Posted July 15, 2023 | Reviewed by Kaja Perina

JuliusH/Pixabay

Can artificial intelligence (AI) accurately spot GPT-generated content? A new Stanford University study finds that AI GPT detectors are unreliable, particularly when evaluating content by non-native English authors.

“This paper is among the first to systematically examine the biases present in GPT detectors and advocates for further research into addressing these biases and refining the current detection methods to ensure a more equitable and secure digital landscape for all users,” the Stanford researchers shared.

GPT (Generative Pre-trained Transformers), are a type of AI Large Language Model (LLM) that consists of artificial neural networks that use a semi-supervised method for language understanding tasks. Transformers are a type of machine learning model that uses deep learning. GPT undergoes an unsupervised generative pre-training using massive data sets with unlabeled text to determine the model parameters, followed by supervised fine-tuning where the model is adapted to a discriminative task with labeled data.

Examples of GPTs include Google Bard, Microsoft Bing, Amazon CodeWhisperer, YouChat, ChatSonic, GitHub Copilot, OpenAI Playground, Character AI, Elicit, Perplexity AI, Jasper, Anthropic Claude, and the widely popular ChatGPT by OpenAI. In just two months after AI chatbot ChatGPT was released to the public in November 2022, it had gained over 100 million monthly unique visitors according to a UBS study based on data analytics from Similarweb (NYSE: SMWB), a digital intelligence platform provider.

ChatGPT is impacting education. According to March 2023 research by the Walton Family Foundation, ChatGPT has spread widely in education. Out of the 1,000 students polled, 47% of students aged 12-14 years old and 33% of students aged 12-17 years old surveyed reported using ChatGPT for school. The number is even higher for educators, with 51% of the 1,000 K-12 teachers surveyed reported using ChatGPT.

“Many teachers consider GPT detection as a critical countermeasure to deter “a 21st-century form of cheating,” but most GPT detectors are not transparent,” wrote the Stanford researchers. “Claims of GPT detectors’ "99% accuracy" are often taken at face value by a broader audience, which is misleading at best, given the lack of access to a publicly available test dataset, information on model specifics, and details on training data.”

For this study, the Stanford researcher team consisting of James Zou, Eric Wu, Yining Mao, Mert Yuksekgonul, and Weixin Liang analyzed seven commonly used GPT detectors on 88 essays written by American eighth graders from the Hewlett Foundation ASAP dataset and 91 TOEFL (Test of English as a Foreign Language) essays from a Chinese forum.
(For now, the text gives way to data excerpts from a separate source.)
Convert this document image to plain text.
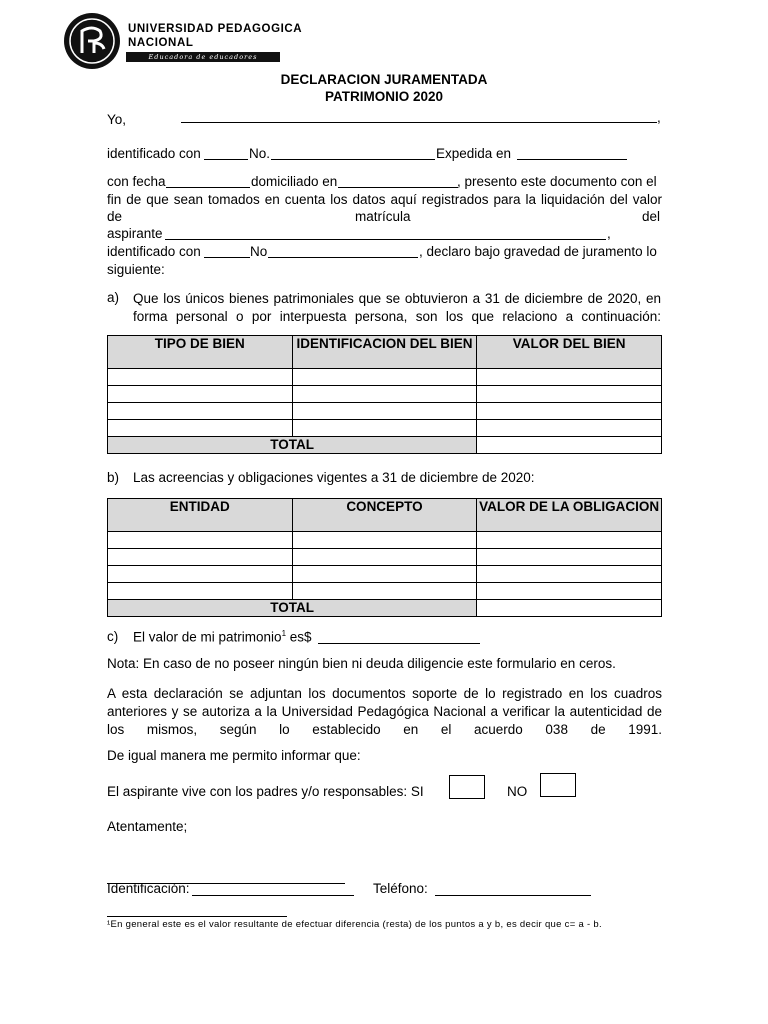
UNIVERSIDAD PEDAGOGICA
NACIONAL
Educadora de educadores
DECLARACION JURAMENTADA
PATRIMONIO 2020
Yo,	,
identificado con	No.	Expedida en
con fecha	domiciliado en	, presento este documento con el
fin de que sean tomados en cuenta los datos aquí registrados para la liquidación del valor
de	matrícula	del
aspirante	,
identificado con	No	, declaro bajo gravedad de juramento lo
siguiente:
a) Que los únicos bienes patrimoniales que se obtuvieron a 31 de diciembre de 2020, en forma personal o por interpuesta persona, son los que relaciono a continuación:
TIPO DE BIEN	IDENTIFICACION DEL BIEN	VALOR DEL BIEN

TOTAL		
b) Las acreencias y obligaciones vigentes a 31 de diciembre de 2020:
ENTIDAD	CONCEPTO	VALOR DE LA OBLIGACION

TOTAL		
c) El valor de mi patrimonio$^1$ es$
Nota: En caso de no poseer ningún bien ni deuda diligencie este formulario en ceros.
A esta declaración se adjuntan los documentos soporte de lo registrado en los cuadros anteriores y se autoriza a la Universidad Pedagógica Nacional a verificar la autenticidad de los mismos, según lo establecido en el acuerdo 038 de 1991.
De igual manera me permito informar que:
El aspirante vive con los padres y/o responsables: SI	NO
Atentamente;
Identificación:	Teléfono:
¹En general este es el valor resultante de efectuar diferencia (resta) de los puntos a y b, es decir que c= a - b.
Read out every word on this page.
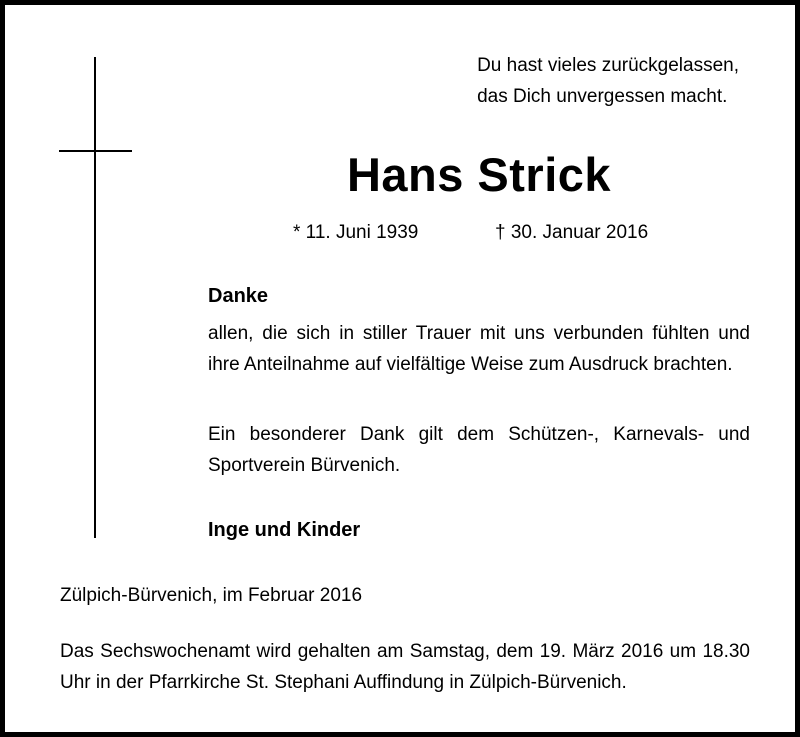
Du hast vieles zurückgelassen,
das Dich unvergessen macht.
Hans Strick
* 11. Juni 1939	† 30. Januar 2016
Danke
allen, die sich in stiller Trauer mit uns verbunden fühlten und ihre Anteilnahme auf vielfältige Weise zum Ausdruck brachten.
Ein besonderer Dank gilt dem Schützen-, Karnevals- und Sportverein Bürvenich.
Inge und Kinder
Zülpich-Bürvenich, im Februar 2016
Das Sechswochenamt wird gehalten am Samstag, dem 19. März 2016 um 18.30 Uhr in der Pfarrkirche St. Stephani Auffindung in Zülpich-Bürvenich.
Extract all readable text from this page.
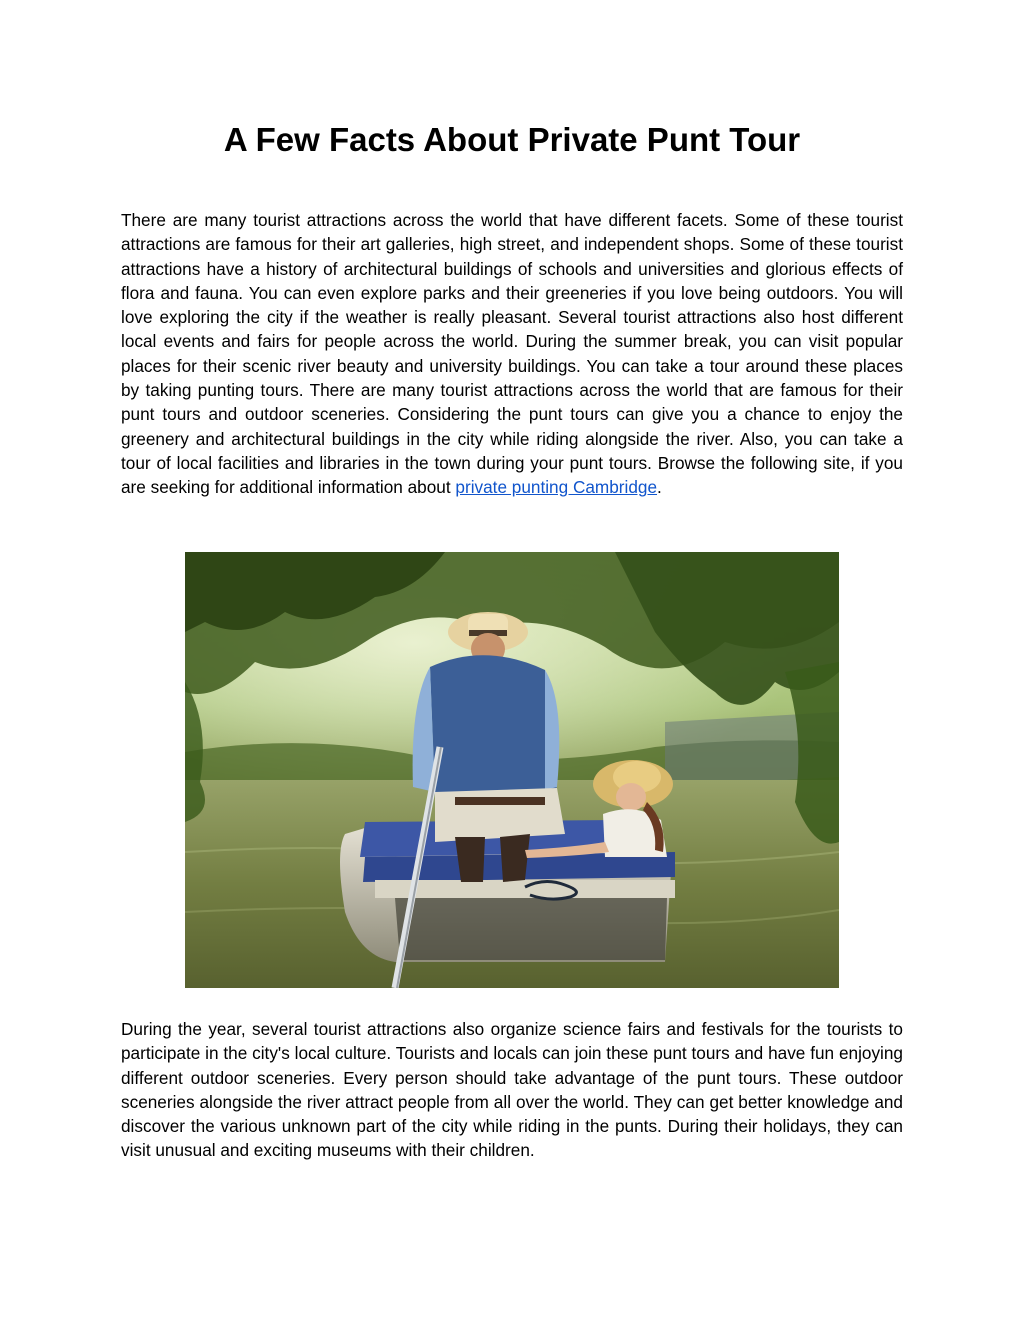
A Few Facts About Private Punt Tour

There are many tourist attractions across the world that have different facets. Some of these tourist attractions are famous for their art galleries, high street, and independent shops. Some of these tourist attractions have a history of architectural buildings of schools and universities and glorious effects of flora and fauna. You can even explore parks and their greeneries if you love being outdoors. You will love exploring the city if the weather is really pleasant. Several tourist attractions also host different local events and fairs for people across the world. During the summer break, you can visit popular places for their scenic river beauty and university buildings. You can take a tour around these places by taking punting tours. There are many tourist attractions across the world that are famous for their punt tours and outdoor sceneries. Considering the punt tours can give you a chance to enjoy the greenery and architectural buildings in the city while riding alongside the river. Also, you can take a tour of local facilities and libraries in the town during your punt tours. Browse the following site, if you are seeking for additional information about private punting Cambridge.

During the year, several tourist attractions also organize science fairs and festivals for the tourists to participate in the city's local culture. Tourists and locals can join these punt tours and have fun enjoying different outdoor sceneries. Every person should take advantage of the punt tours. These outdoor sceneries alongside the river attract people from all over the world. They can get better knowledge and discover the various unknown part of the city while riding in the punts. During their holidays, they can visit unusual and exciting museums with their children.
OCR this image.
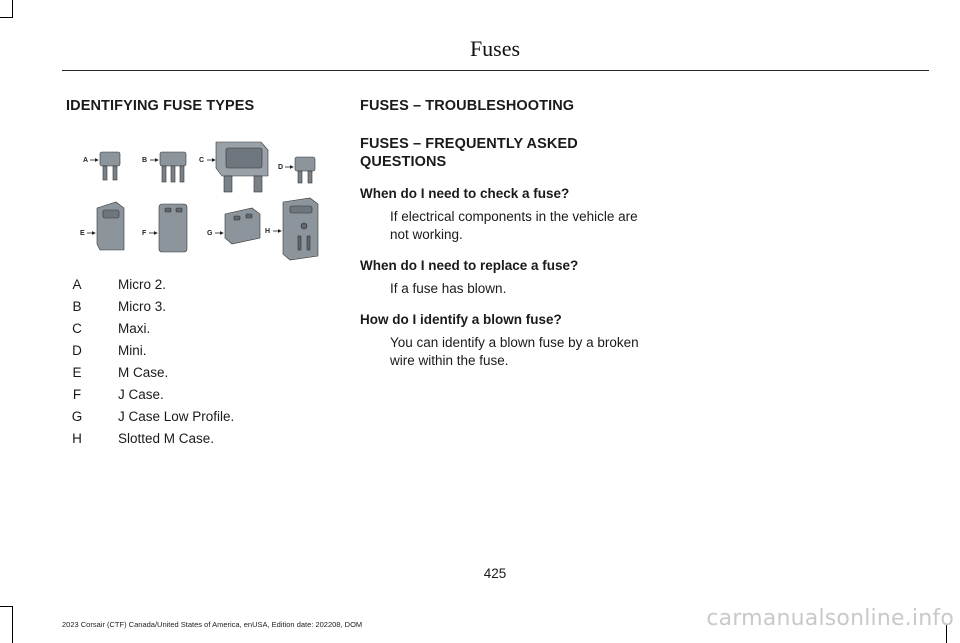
Fuses
IDENTIFYING FUSE TYPES
A	B	C
D
E	F	G	H
A	Micro 2.
B	Micro 3.
C	Maxi.
D	Mini.
E	M Case.
F	J Case.
G	J Case Low Profile.
H	Slotted M Case.
FUSES – TROUBLESHOOTING
FUSES – FREQUENTLY ASKED QUESTIONS
When do I need to check a fuse?
If electrical components in the vehicle are not working.
When do I need to replace a fuse?
If a fuse has blown.
How do I identify a blown fuse?
You can identify a blown fuse by a broken wire within the fuse.
425
2023 Corsair (CTF) Canada/United States of America, enUSA, Edition date: 202208, DOM	carmanualsonline.info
The researchers found that across the board, the AI GPT detectors showed bias against non-native English authors, with an average false-positive rate of over 61% for the TOEFL essays written by non-native speakers, and one detector incorrectly flagging over 97% of TOEFL essays as AI-generated. According to the researchers, the use of text perplexity by GPT detectors is the culprit. Text perplexity measures the difficulty level for the generative language model to predict the next word.

“Our findings emphasize the need for increased focus on the fairness and robustness of GPT detectors, as overlooking their biases may lead to unintended consequences, such as the marginalization of non-native speakers in evaluative or educational settings,” the Stanford researchers concluded.